Robert Barlow (Royal Navy officer)
|Sir Robert Barlow|
|Born||25 December 1757
Covent Garden, London
|Died||11 May 1843
Cadogan Place, Canterbury
|Years of service||1770s to 1843|
|Rank||Royal Navy Admiral|
|Awards||Knight Grand Cross of the Order of the Bath|
Admiral Sir Robert Barlow GCB (25 December 1757 – 11 May 1843) was a senior and distinguished officer of the British Royal Navy who saw extensive service in the American Revolutionary War, the French Revolutionary Wars and the Napoleonic Wars. He made his name in small ship actions, especially fighting French frigates, of which he captured three. In his later career Barlow served as comptroller of the Navy and was influential at the Admiralty right up to his death. Although born to a middle-class family, Barlow and his siblings made names for themselves and two of Barlow's daughters married into the naval aristocracy.
Robert Barlow was born in 1757 in Covent Garden to wealthy mercer William Barlow and his wife Hilaire. The couple had numerous children, including Robert's elder brother George Hilario Barlow who later became Governor-General of India. Robert joined the Navy as a teenager and was promoted lieutenant in 1778, serving on HMS Courageux in the American Revolutionary War. In her, Barlow participated in the capture of the French frigate Minerve and also was part of the fleet which relieved the Great Siege of Gibraltar.

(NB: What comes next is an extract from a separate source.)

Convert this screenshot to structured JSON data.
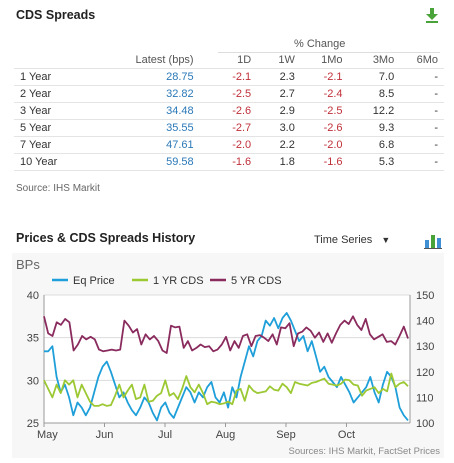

After the peace in 1783, Barlow married Elizabeth Garrett of Worting, Hampshire. The couple had a close relationship and numerous children. Between 1786 and 1789, Barlow commanded the revenue cutter HMS Barracouta, transferring to the larger brig HMS Childers on the same service in November 1790.
French Revolutionary Wars
On 2 January 1793, Barlow took Childers into Brest to reconnoitre the port due to the growing hostility between Britain and the First French Republic. Tensions had been mounting for months since the French Revolution and the opening of the French Revolutionary Wars the previous year between France, Prussia, Austria and Sardinia but Britain and France were not yet at war when Barlow entered Brest. Within minutes of his arrival, one of the formidable forts overlooking the harbour mouth opened fire on his diminutive craft with 48 lb shot. One of the first balls fired struck a gun on Childers deck and split the cannon in two. Barlow beat a hasty retreat without suffering any casualties and reported the attack to his superiors. One month later Britain and France were at war; in his excursion to Brest, Barlow had received the first shots of a 23-year conflict.
Two weeks after war was declared, Barlow secured an early victory with seizure of the privateer Patriote off Gravelines. This was the first naval engagement of the wars and his success secured Barlow a promotion to post captain in the frigate HMS Pegasus. Pegasus was attached to the Channel Fleet under Lord Howe and acted as a repeating ship for the admiral's signals. Barlow was still in this position at the battle of the Glorious First of June, when he relayed Howe's orders to the rest of the fleet. Despite a mixed reaction from many of Howe's captains the battle was a success and Barlow was upgraded to the frigate HMS Aquilon as a reward for his service.
In 1795, Barlow moved to the new frigate HMS Phoebe and in her captured the French frigate Néréide in December 1797. Four years later in the Straits of Gibraltar, Barlow repeated the feat by capturing the French frigate Africaine, which was transporting French soldiers to Egypt and had over 400 aboard, at the Action of 19 February 1801. In a close contest, Phoebe forced her opponent to surrender and caused over 300 casualties to Africaine for just 13 of her own. For this second victory, Barlow was knighted and given command of the ship of the line HMS Triumph in the Mediterranean until 1804.
The Napoleonic wars were a less active period for Barlow, who served as Lord Keith's flag captain for a time and then as deputy controller of the navy before moving as superintendent of Chatham Dockyard in 1808. During this period he showed great skill as an administrator and improved services where ever he was stationed.
Barlow continued on shore service until 1823, when he was retired as a rear-admiral. He had been made a Knight Commander of the Order of the Bath three years before. He was elected a Fellow of the Royal Society in January, 1819.
Barlow enjoyed a lengthy retirement in Canterbury and in 1840 was restored to naval service in order to receive a belated promotion to full admiral and advancement to Knight Grand Cross. He died at the archbishop's palace in Canterbury in May 1843. His wife had predeceased him by 26 years, but two of his daughters had married well, wedding George Byng, 6th Viscount Torrington and William Nelson, 1st Earl Nelson.